The Good Fight opened with its main character, Diane Lockhart, watching the Trump inauguration in horror.
Trump continued to haunt the narrative as the series went on, with regular reference to the realities of his presidency. The fifth episode directly adapts a Trump news story, ripped from the headlines; its conclusion saw the invocation of Trump’s twitter feed as a deus ex machina that was the perfect resolution to the episode, potently underscoring just how much said tweets are beginning to shape public discourse. The Good Fight even brought to life their own stand-in for alt-right leader and prominent Trump supporter Milo Yiannopoulos; John Cameron Mitchell played Felix Staples in an episode that satirised the realities of online abuse in a stark and discerning manner. The horror of the show’s opening never really goes away – it’s channelled into an undercurrent of anger that fuels every moment of this deeply incisive programme.
Indeed, The Good Fight is shaped as an explicitly, brazenly post-Trump drama, intimately in tune with the concerns of the day. The series tackled police brutality, fake news, and the alt-right; it’s a bold, intelligent drama, one that fiercely and unrelentingly persists in its depiction of a post-Trump world. Nuanced and complex female characters take centre stage, with three women as the series’ leads; the tagline “get nasty”, an implicit reference to Trump’s condemnation of Clinton as a “nasty woman”, is an open statement of intent with respect to The Good Fight’s emphasis on strong female characters. Depicting as it does women of different ages, races, and sexualities, The Good Fight breezily passes the Bechdel-Wallace test in every episode, an effortless display of diversity and inclusivity. It’s consciously progressive, making impressive strides in representation – and deliberately treating it as an entirely unremarkable facet of a wider whole, simply a fact of life.

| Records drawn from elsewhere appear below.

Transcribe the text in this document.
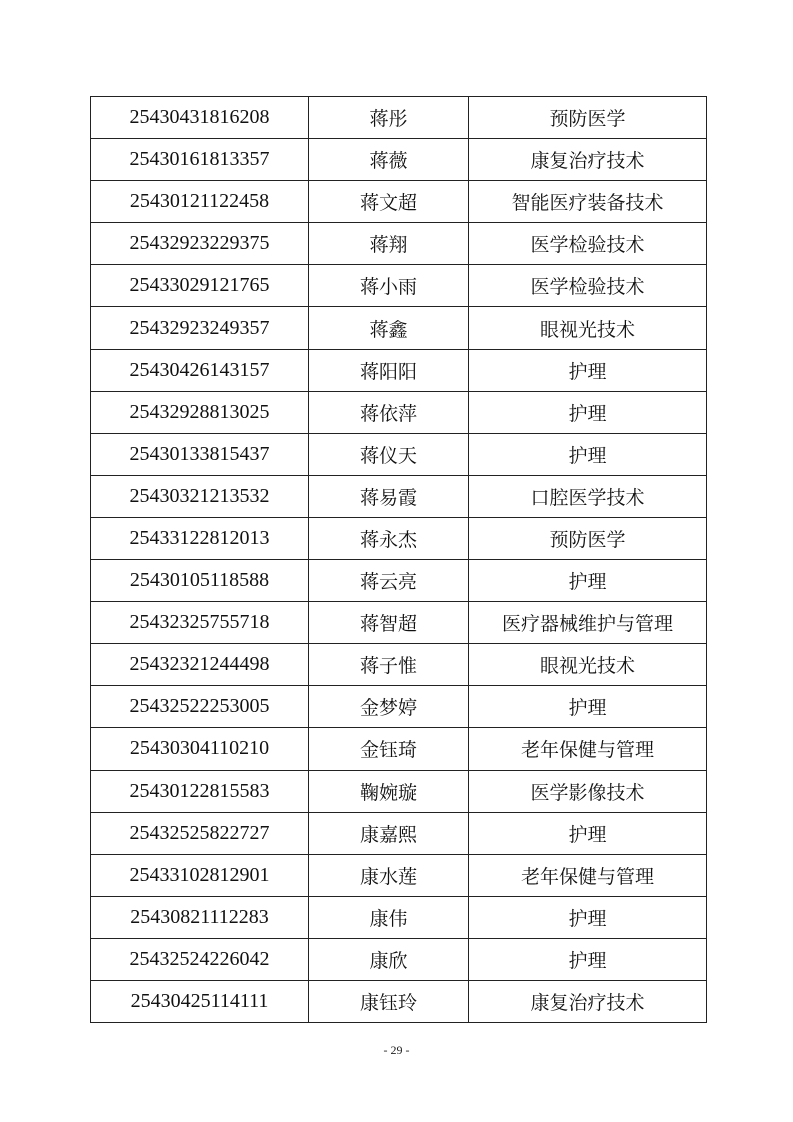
25430431816208	蒋彤	预防医学
25430161813357	蒋薇	康复治疗技术
25430121122458	蒋文超	智能医疗装备技术
25432923229375	蒋翔	医学检验技术
25433029121765	蒋小雨	医学检验技术
25432923249357	蒋鑫	眼视光技术
25430426143157	蒋阳阳	护理
25432928813025	蒋依萍	护理
25430133815437	蒋仪天	护理
25430321213532	蒋易霞	口腔医学技术
25433122812013	蒋永杰	预防医学
25430105118588	蒋云亮	护理
25432325755718	蒋智超	医疗器械维护与管理
25432321244498	蒋子惟	眼视光技术
25432522253005	金梦婷	护理
25430304110210	金钰琦	老年保健与管理
25430122815583	鞠婉璇	医学影像技术
25432525822727	康嘉熙	护理
25433102812901	康水莲	老年保健与管理
25430821112283	康伟	护理
25432524226042	康欣	护理
25430425114111	康钰玲	康复治疗技术
- 29 -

In many respects, The Good Fight is the definitive piece of post-Trump television – a dauntless, incisive programme that’s explicitly grounded in Trump’s America. It’s an all the more impressive feat to behold when one considers that, like many others, executive producers Robert and Michelle King anticipated Hillary Clinton to win the 2016 election; the pilot of The Good Fight was already shooting and hastily rewritten when Trump became President Elect. It’s a feat that should have earned the series an Emmy nomination – but didn’t.
The series has received an Emmy nomination, yes – for its theme tune. Undeniably, it’s an excellent score; the opening credits neatly captures the feeling of destabilising chaos that runs through the series. However, it’s simply wrong to suggest this was The Good Fight’s main achievement, or the most impressive aspect of the programme. Where were the nominations for Christine Baranski, Cush Jumbo, and Rose Leslie? Where is the – entirely deserved – nomination for Best Drama Series? Or Best Writing? For a series as powerful as this, storming as it did onto the stage, the snub is a notable one. Perhaps it’s a result of The Good Fight’s nature as a CBS All Access export, the frontrunner for an online platform that’s not yet established. Nevertheless, however, it’s clear an oversight has been made.
Ultimately, The Good Fight is unabashedly, unashamedly post-Trump television. It’s the sort of piece that cultural historians will look back on to glean an understanding of the current administration’s impact on the zeitgeist; The Good Fight isn’t just the first piece of genuinely, openly post-Trump television, but also the definitive take for 2017. While it may have missed out on the Emmys this year, one hopes that the second season of this ambitious, intelligent drama receives the acclaim it deserves.